University of Nebraska-Lincoln Chancellor Ronnie Green tells Brownfield in the last 20 years China and Brazil have surpassed the U.S. in funding food and environmental research. “We are beginning to see the need for the reinvestment in those arenas and I’m pleased to see that is beginning to happen at the federal level.”

Ag Secretary Tom Vilsack says the president’s budget proposal includes a 14 percent increase in USDA funding with much of that earmarked for university research. “The good news is that President Biden understands and appreciates the importance and value of research and understand and appreciates that we’re not going to get where we need to be in terms of challenges we face without significant amounts of research.”

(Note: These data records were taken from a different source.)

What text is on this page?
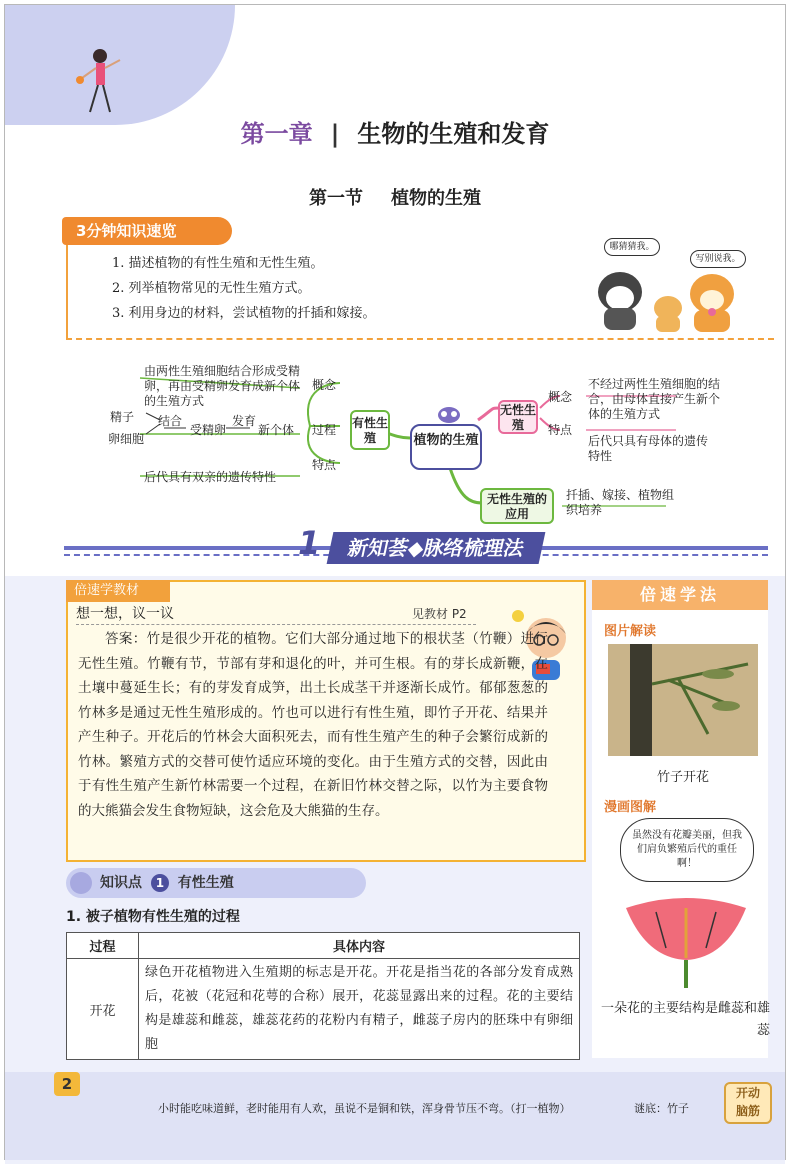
第一章 | 生物的生殖和发育
第一节 植物的生殖
3分钟知识速览
1. 描述植物的有性生殖和无性生殖。
2. 列举植物常见的无性生殖方式。
3. 利用身边的材料，尝试植物的扦插和嫁接。
哪猜猜我。
写别说我。
由两性生殖细胞结合形成受精卵，再由受精卵发育成新个体的生殖方式
概念
精子
卵细胞
结合
受精卵
发育
新个体 过程
后代具有双亲的遗传特性
特点
有性生殖	植物的生殖
无性生殖
概念
不经过两性生殖细胞的结合，由母体直接产生新个体的生殖方式
特点
后代只具有母体的遗传特性
无性生殖的应用
扦插、嫁接、植物组织培养
1	新知荟◆脉络梳理法
倍速学教材
想一想，议一议	见教材 P2
答案：竹是很少开花的植物。它们大部分通过地下的根状茎（竹鞭）进行无性生殖。竹鞭有节，节部有芽和退化的叶，并可生根。有的芽长成新鞭，在土壤中蔓延生长；有的芽发育成笋，出土长成茎干并逐渐长成竹。郁郁葱葱的竹林多是通过无性生殖形成的。竹也可以进行有性生殖，即竹子开花、结果并产生种子。开花后的竹林会大面积死去，而有性生殖产生的种子会繁衍成新的竹林。繁殖方式的交替可使竹适应环境的变化。由于生殖方式的交替，因此由于有性生殖产生新竹林需要一个过程，在新旧竹林交替之际，以竹为主要食物的大熊猫会发生食物短缺，这会危及大熊猫的生存。
倍速学法
图片解读
竹子开花
漫画图解
虽然没有花瓣美丽，但我们肩负繁殖后代的重任啊！
一朵花的主要结构是雌蕊和雄蕊
知识点 1 有性生殖
1. 被子植物有性生殖的过程
过程	具体内容
开花	绿色开花植物进入生殖期的标志是开花。开花是指当花的各部分发育成熟后，花被（花冠和花萼的合称）展开，花蕊显露出来的过程。花的主要结构是雄蕊和雌蕊，雄蕊花药的花粉内有精子，雌蕊子房内的胚珠中有卵细胞
2
小时能吃味道鲜，老时能用有人欢，虽说不是铜和铁，浑身骨节压不弯。（打一植物）	谜底：竹子
开动
脑筋
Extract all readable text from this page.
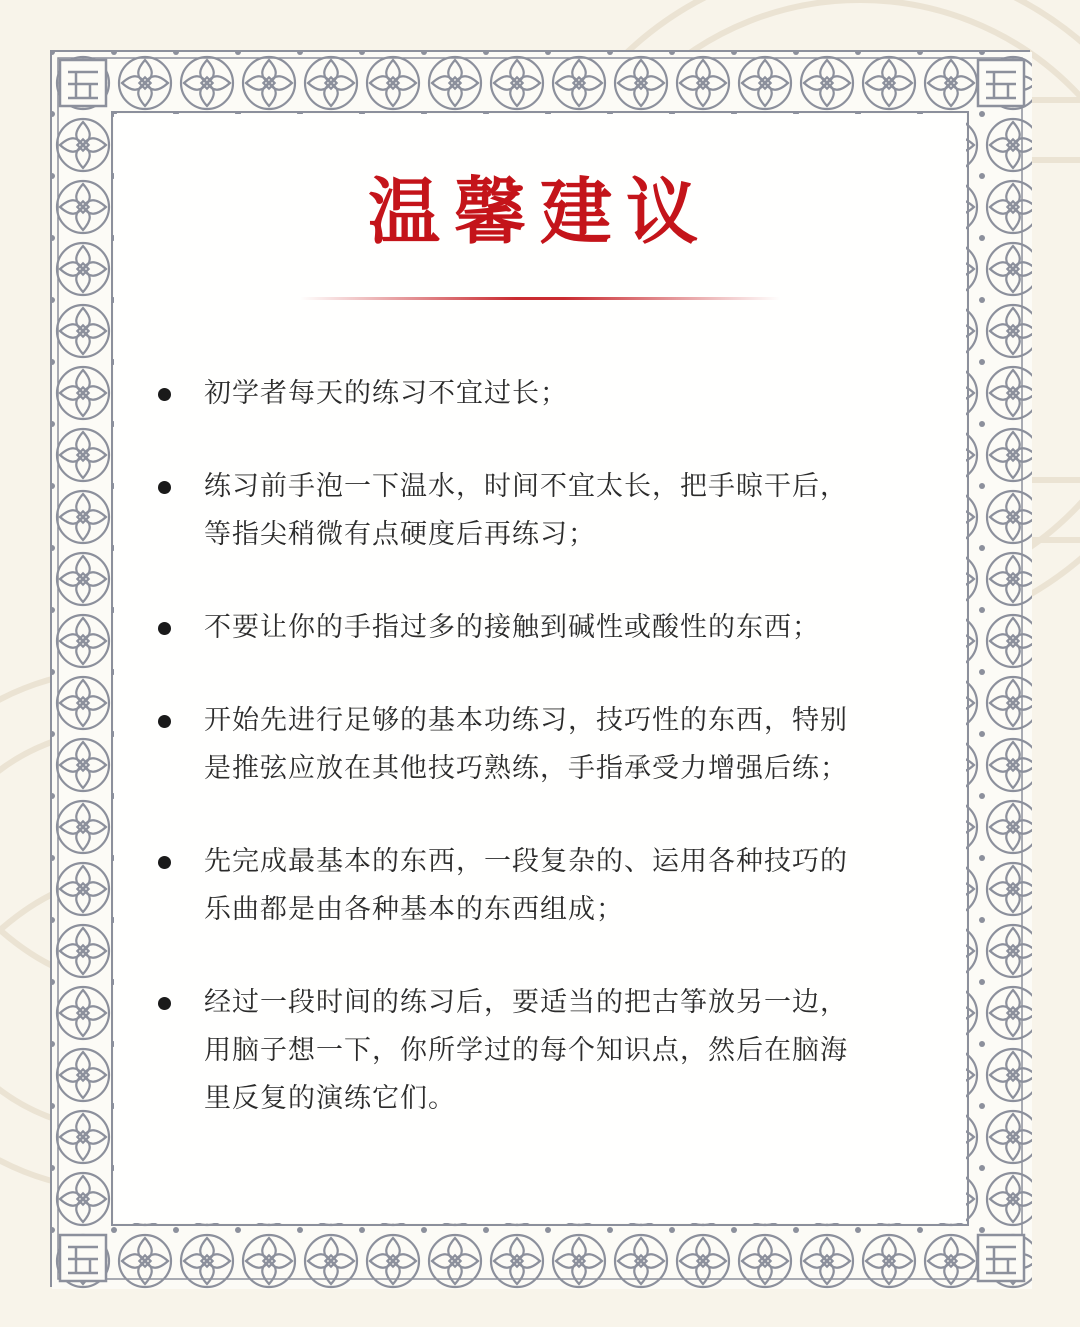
温馨建议
初学者每天的练习不宜过长；
练习前手泡一下温水，时间不宜太长，把手晾干后，
等指尖稍微有点硬度后再练习；
不要让你的手指过多的接触到碱性或酸性的东西；
开始先进行足够的基本功练习，技巧性的东西，特别
是推弦应放在其他技巧熟练，手指承受力增强后练；
先完成最基本的东西，一段复杂的、运用各种技巧的
乐曲都是由各种基本的东西组成；
经过一段时间的练习后，要适当的把古筝放另一边，
用脑子想一下，你所学过的每个知识点，然后在脑海
里反复的演练它们。
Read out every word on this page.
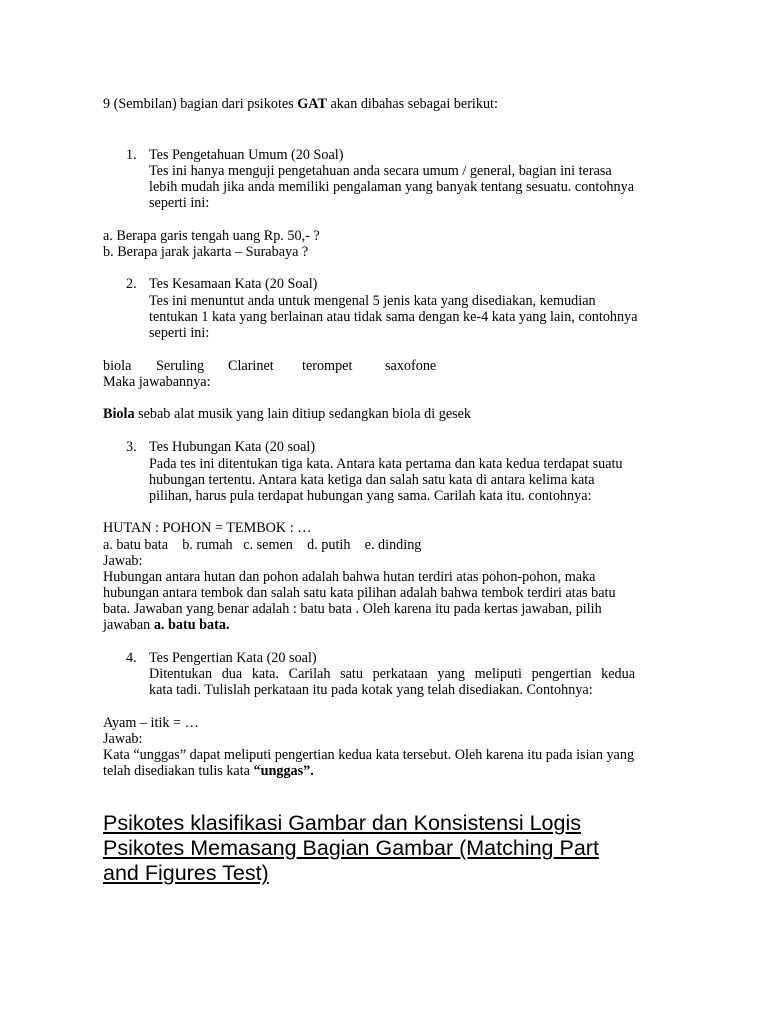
9 (Sembilan) bagian dari psikotes GAT akan dibahas sebagai berikut:
1. Tes Pengetahuan Umum (20 Soal)
Tes ini hanya menguji pengetahuan anda secara umum / general, bagian ini terasa
lebih mudah jika anda memiliki pengalaman yang banyak tentang sesuatu. contohnya
seperti ini:
a. Berapa garis tengah uang Rp. 50,- ?
b. Berapa jarak jakarta – Surabaya ?
2. Tes Kesamaan Kata (20 Soal)
Tes ini menuntut anda untuk mengenal 5 jenis kata yang disediakan, kemudian
tentukan 1 kata yang berlainan atau tidak sama dengan ke-4 kata yang lain, contohnya
seperti ini:
biola Seruling Clarinet terompet saxofone
Maka jawabannya:
Biola sebab alat musik yang lain ditiup sedangkan biola di gesek
3. Tes Hubungan Kata (20 soal)
Pada tes ini ditentukan tiga kata. Antara kata pertama dan kata kedua terdapat suatu
hubungan tertentu. Antara kata ketiga dan salah satu kata di antara kelima kata
pilihan, harus pula terdapat hubungan yang sama. Carilah kata itu. contohnya:
HUTAN : POHON = TEMBOK : …
a. batu bata b. rumah c. semen d. putih e. dinding
Jawab:
Hubungan antara hutan dan pohon adalah bahwa hutan terdiri atas pohon-pohon, maka
hubungan antara tembok dan salah satu kata pilihan adalah bahwa tembok terdiri atas batu
bata. Jawaban yang benar adalah : batu bata . Oleh karena itu pada kertas jawaban, pilih
jawaban a. batu bata.
4. Tes Pengertian Kata (20 soal)
Ditentukan dua kata. Carilah satu perkataan yang meliputi pengertian kedua
kata tadi. Tulislah perkataan itu pada kotak yang telah disediakan. Contohnya:
Ayam – itik = …
Jawab:
Kata “unggas” dapat meliputi pengertian kedua kata tersebut. Oleh karena itu pada isian yang
telah disediakan tulis kata “unggas”.
Psikotes klasifikasi Gambar dan Konsistensi Logis
Psikotes Memasang Bagian Gambar (Matching Part
and Figures Test)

Vilsack made his comments at the Ag Outlook Forum sponsored by the Agribusiness Council of Kansas City and AgriPulse.

In a wide-ranging conversation with Green, he discussed how labor shortages can be addressed through higher education.

Green says a record-low unemployment rate (2.6 percent) is complicating an already complex issue “The difficultly that we’re having in places like Nebraska – our friends in Iowa are experiencing the same thing of acute shortage of workers and the workforce currently to fill the needs that are there and we’re seeing that in agriculture.”

He tells Brownfield students who focus on solving agriculture’s biggest challenges like emerging diseases and sustainability will have opportunities in the workforce.

But, he says it starts with research. “In a variety of areas in the agriculture sciences and fields where our students in a real-world setting, solving of problems and working on problems and gaining real hands-on experience and doing that.”